As modificações significam que as experiências tecnológicas das pessoas serão cada vez mais diferentes de acordo com o local onde vivem. Na Europa, os usuários do Instagram, TikTok e Snapchat com menos de 18 anos não veem mais anúncios com base em seus dados pessoais, resultado de uma lei de 2022 chamada Digital Services Act. Em outras partes do mundo, os jovens ainda veem esses anúncios nessas plataformas.

O setor de tecnologia está essencialmente amadurecendo e se tornando mais parecido com o setor bancário, automobilístico e de saúde, com as empresas adaptando seus produtos e serviços às leis e regulamentações locais, diz Greg Taylor, professor da Universidade de Oxford. “Isso representa uma mudança radical na forma como regulamentamos o setor de tecnologia”, afirma.

Rivais dizem que é pouco

No entanto, mesmo com as grandes empresas de tecnologia fazendo mudanças, rivais menores, como o Spotify, dizem que é necessária muito mais ação governamental em todo o mundo para lidar seriamente com seu vasto poder. Muitas das empresas continuam registrando lucros e vendas recordes. Microsoft, Meta, Amazon, Apple e Alphabet, a empresa controladora do Google, ajudaram a levar o mercado de ações a novos patamares. Seu valor de mercado combinado mais do que dobrou desde o final de 2019, chegando a quase US$ 10,6 trilhões.
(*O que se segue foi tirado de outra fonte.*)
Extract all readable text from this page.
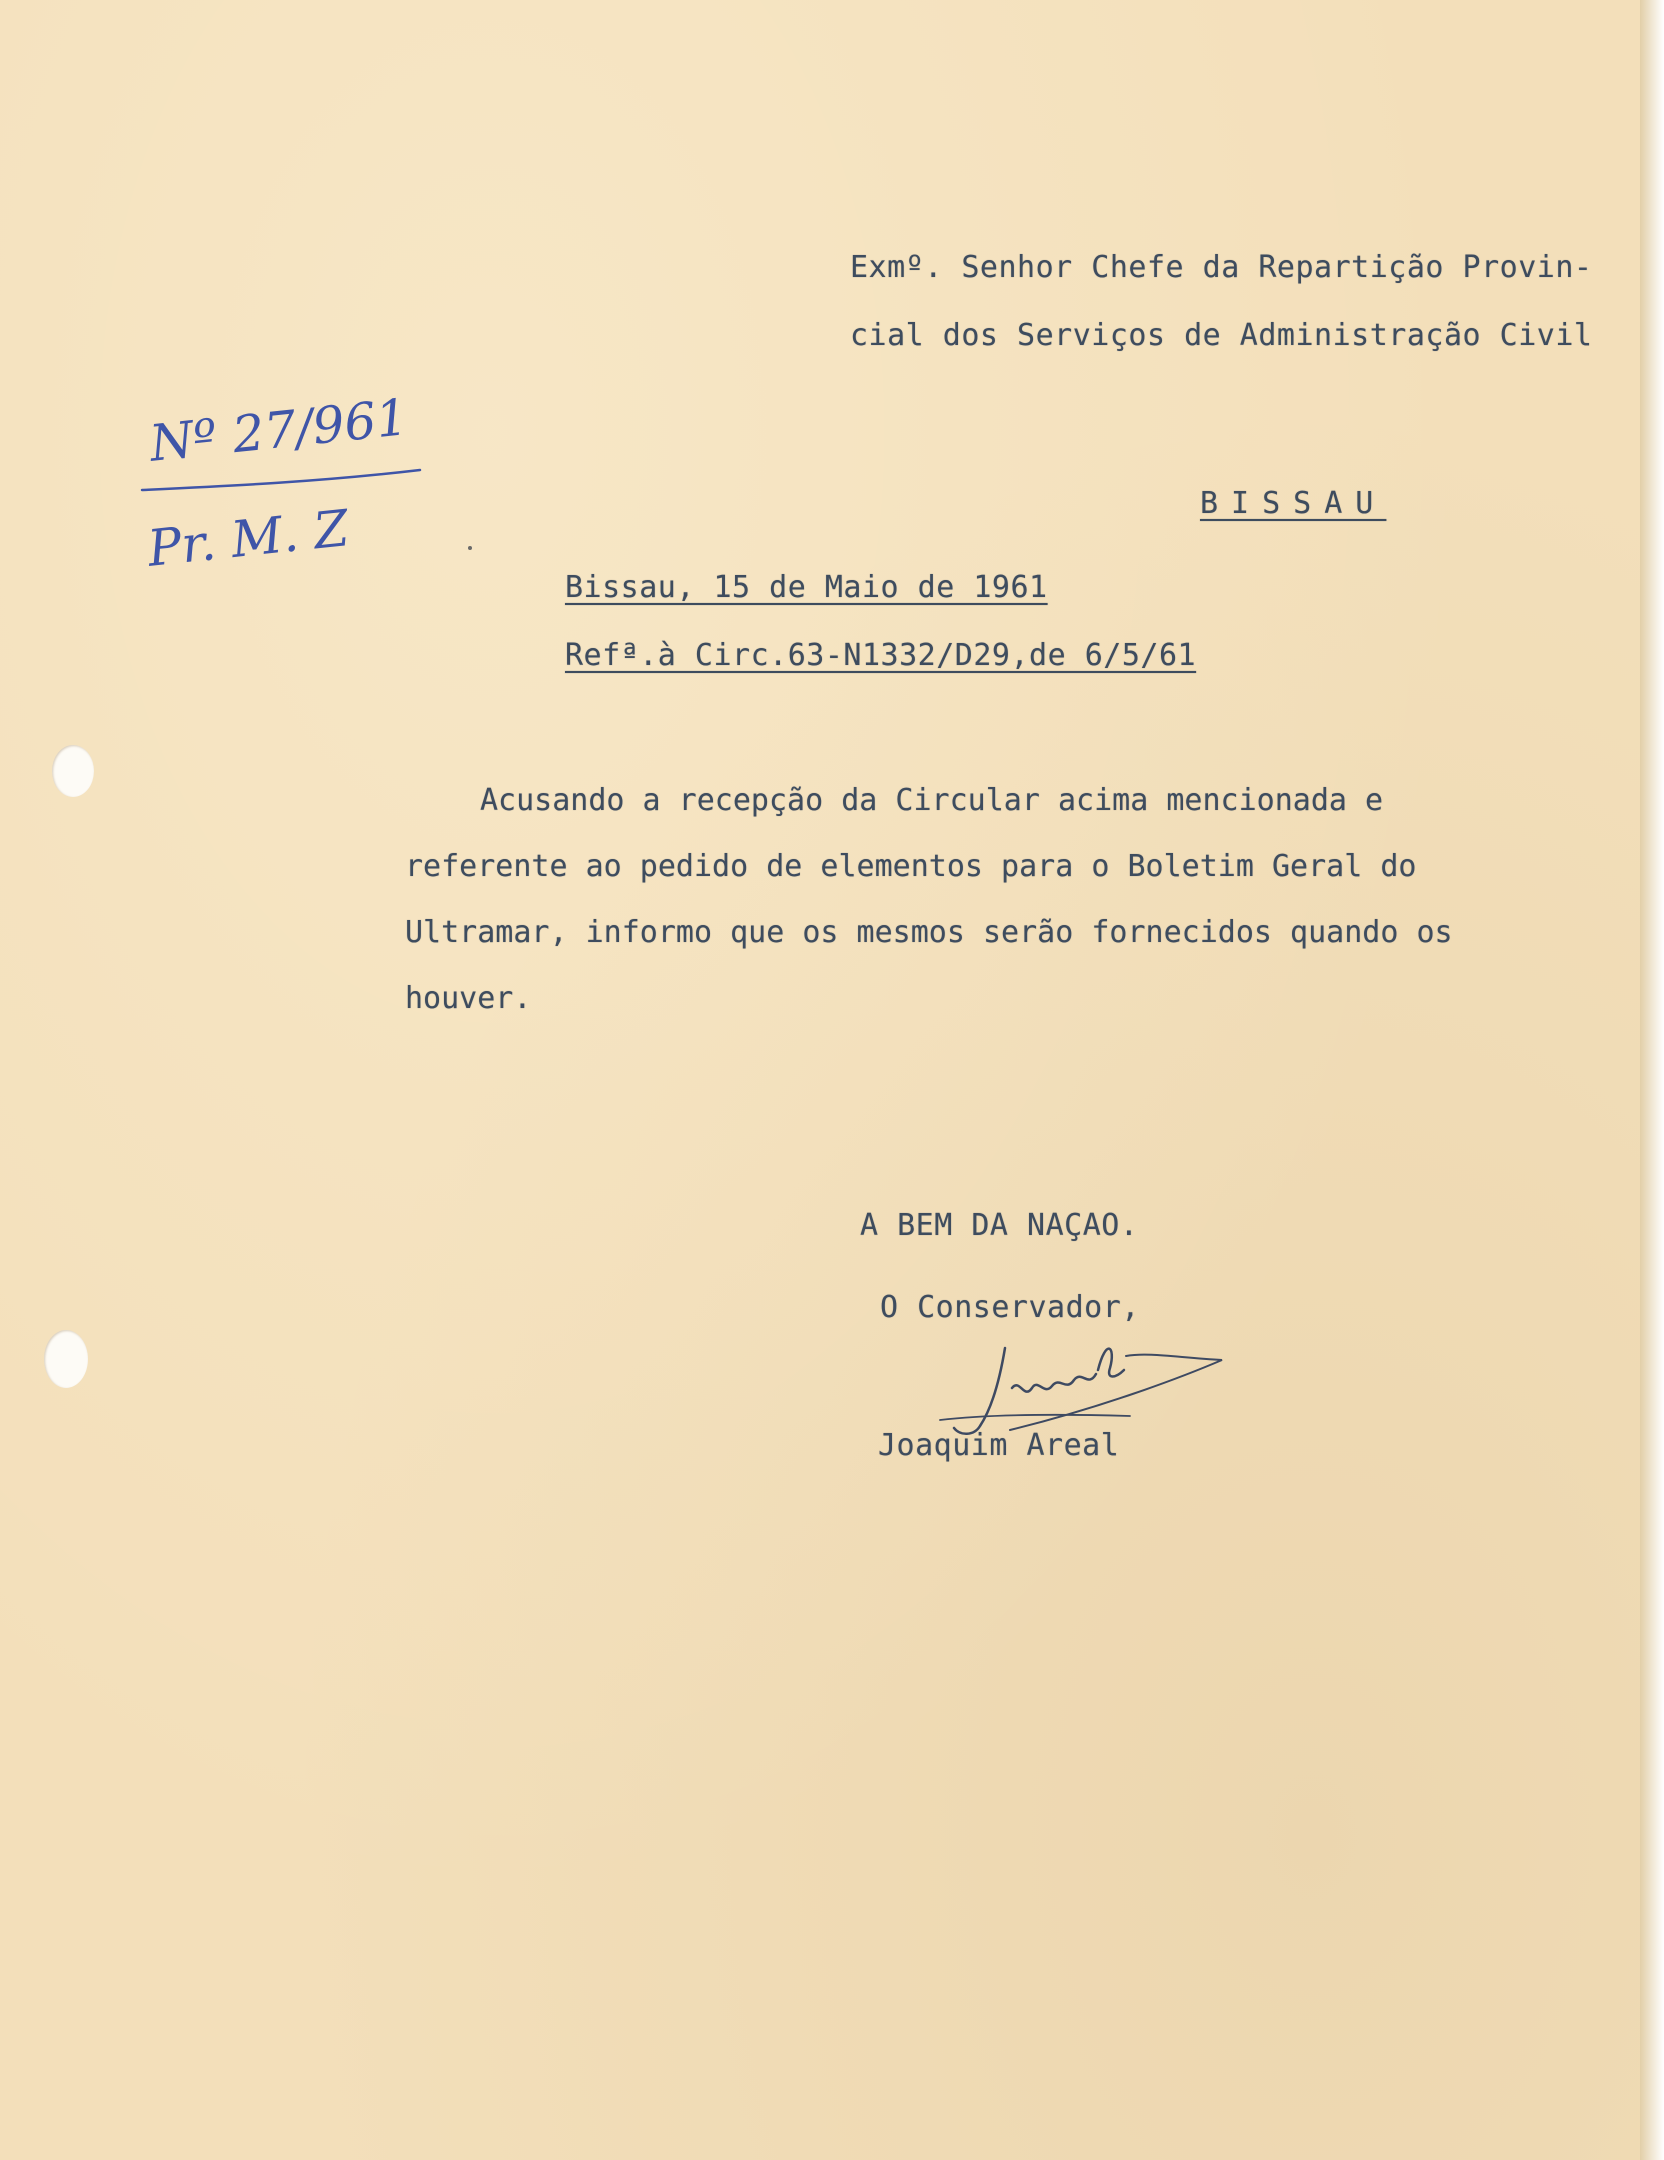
Exmº. Senhor Chefe da Repartição Provin-

cial dos Serviços de Administração Civil

BISSAU

Nº 27/961
Pr. M. Z

Bissau, 15 de Maio de 1961

Refª.à Circ.63-N1332/D29,de 6/5/61

Acusando a recepção da Circular acima mencionada e referente ao pedido de elementos para o Boletim Geral do Ultramar, informo que os mesmos serão fornecidos quando os houver.

A BEM DA NAÇAO.

O Conservador,

Joaquim Areal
Até mesmo os formuladores de políticas por trás de algumas das novas regras disseram que não era realista supor que as novas leis e regulamentações desalojariam imediatamente empresas dominantes como o Google ou a Apple. Andreas Schwab, membro do Parlamento Europeu que ajudou a redigir a Lei dos Mercados Digitais, disse que a esperança era que, com o tempo, as regras, se aplicadas com rigor, dessem espaço para que novos participantes surgissem e crescessem.

“O ponto de inflexão será alcançado quando houver mais concorrência e não apenas uma mudança de alguns produtos”, disse Schwab, que viajou para o Brasil, Japão, Coreia do Sul e Cingapura no ano passado para discutir as novas regras tecnológicas da União Europeia. “Talvez em um ano digamos que elas foram importantes, ou talvez em um ano digamos que é uma piada porque as mudanças não significaram nada.”

Amazon, Apple, Google, Meta e Microsoft recusaram pedidos de entrevista.

Lei dos Mercados Digitais

Poucas leis forçaram as empresas de tecnologia a fazer tantos ajustes quanto a Lei dos Mercados Digitais. A lei da União Europeia foi aprovada em 2022 para impedir que as maiores empresas de tecnologia usassem seus serviços interligados e bolsos profundos para controlar os usuários e esmagar os rivais. A lei afeta tudo, desde publicidade online até aplicativos de mensagens e métodos de pagamento de aplicativos. Os infratores podem sofrer penalidades de até 20% de sua receita global.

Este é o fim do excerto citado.